Ian McEwan: Nussschale

Nussschale Ian McEwan

Was für ein geniales Buch! Nussschale von Ian McEwan gehört definitiv zu einem meiner absoluten Lesehighlights im Jahr 2016. Und das, obwohl die Story auf den ersten Blick gar nicht so aufregend erscheint. Denn, und das wird schon durch das Zitat vorab deutlich, die Geschichte ist stark an Shakespeares Hamlet angelegt. Und trotzdem schafft Ian McEwan es, dem Plot in Nussschale einen ganz neuen Twist zu geben!

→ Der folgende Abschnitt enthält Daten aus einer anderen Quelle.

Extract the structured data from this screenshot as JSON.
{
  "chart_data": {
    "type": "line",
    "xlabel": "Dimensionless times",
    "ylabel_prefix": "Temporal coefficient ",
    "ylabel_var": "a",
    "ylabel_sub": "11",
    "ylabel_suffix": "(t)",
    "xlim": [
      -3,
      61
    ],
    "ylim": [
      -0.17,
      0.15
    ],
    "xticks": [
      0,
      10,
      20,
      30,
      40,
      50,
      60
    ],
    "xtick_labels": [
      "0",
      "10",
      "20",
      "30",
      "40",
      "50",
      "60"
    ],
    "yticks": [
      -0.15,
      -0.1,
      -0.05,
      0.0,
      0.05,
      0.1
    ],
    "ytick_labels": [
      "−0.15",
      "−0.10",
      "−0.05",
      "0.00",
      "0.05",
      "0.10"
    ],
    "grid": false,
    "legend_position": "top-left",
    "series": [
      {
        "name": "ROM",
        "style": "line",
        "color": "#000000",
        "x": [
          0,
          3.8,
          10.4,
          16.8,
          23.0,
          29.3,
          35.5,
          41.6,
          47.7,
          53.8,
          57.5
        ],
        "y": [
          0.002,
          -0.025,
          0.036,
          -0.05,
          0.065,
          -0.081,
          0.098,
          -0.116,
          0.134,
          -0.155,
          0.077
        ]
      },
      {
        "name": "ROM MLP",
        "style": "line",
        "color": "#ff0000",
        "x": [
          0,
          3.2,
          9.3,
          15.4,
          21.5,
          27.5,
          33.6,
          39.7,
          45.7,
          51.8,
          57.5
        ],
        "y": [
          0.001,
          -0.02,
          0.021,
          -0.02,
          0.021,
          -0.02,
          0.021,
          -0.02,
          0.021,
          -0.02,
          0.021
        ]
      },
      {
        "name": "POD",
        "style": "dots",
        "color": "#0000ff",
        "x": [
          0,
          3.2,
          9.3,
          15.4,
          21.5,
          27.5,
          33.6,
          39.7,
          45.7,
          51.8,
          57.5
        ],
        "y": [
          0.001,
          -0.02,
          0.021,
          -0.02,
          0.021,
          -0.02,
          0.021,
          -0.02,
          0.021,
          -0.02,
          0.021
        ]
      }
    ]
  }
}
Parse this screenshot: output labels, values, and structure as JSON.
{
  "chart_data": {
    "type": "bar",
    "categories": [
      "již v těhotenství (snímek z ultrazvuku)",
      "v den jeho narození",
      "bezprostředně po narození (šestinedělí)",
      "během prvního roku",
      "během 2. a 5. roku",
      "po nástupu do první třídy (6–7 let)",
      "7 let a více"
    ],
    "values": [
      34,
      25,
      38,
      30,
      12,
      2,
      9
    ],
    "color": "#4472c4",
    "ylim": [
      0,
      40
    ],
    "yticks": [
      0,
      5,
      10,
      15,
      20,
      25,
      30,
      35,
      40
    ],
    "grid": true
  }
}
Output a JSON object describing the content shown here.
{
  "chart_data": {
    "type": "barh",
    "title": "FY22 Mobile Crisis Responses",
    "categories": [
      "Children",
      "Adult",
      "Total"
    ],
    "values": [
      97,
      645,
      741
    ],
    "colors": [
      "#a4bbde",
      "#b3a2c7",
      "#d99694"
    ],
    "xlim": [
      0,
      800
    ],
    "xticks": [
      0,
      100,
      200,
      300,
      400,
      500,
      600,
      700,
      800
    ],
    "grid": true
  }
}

Erzählung aus dem Bauch heraus

Die Zutaten der Geschichte sind ganz einfach: Man nehme eine Frau (Trudy) , die ihren Mann (John) betrügt. Gut, um es spannender zu machen, ist der Liebhaber (Claude) Johns Bruder. Und um an Geld und das große Haus in London zu kommen, planen die beiden Lovebirds, den den armen John umzubringen. Einziger Zeuge des ganzen  – und jetzt wird es spannend! –  und der Erzähler des Buches: das ungeborene Baby im Bauch der Mutter!

Dieser kleine männliche Fötus, der kurz vor seinem Geburtstermin steht, berichtet uns also über das Geschehen. Nun, er berichtet zumindest, was er hört. Denn durch die Bauchwand seiner Mutter ist er natürlich kein zuverlässiger Zeuge, sondern kann nur untätig lauschen, was um ihm herum passiert. Er belauscht Gespräche, Podcasts, das Radio und den Fernseher und hat sich so einiges an Wissen angesammelt. Durch den erschreckend hohen Alkoholkonsum seiner Mutter ist das ungeborene Kind außerdem ein unheimlich guter Weinkenner.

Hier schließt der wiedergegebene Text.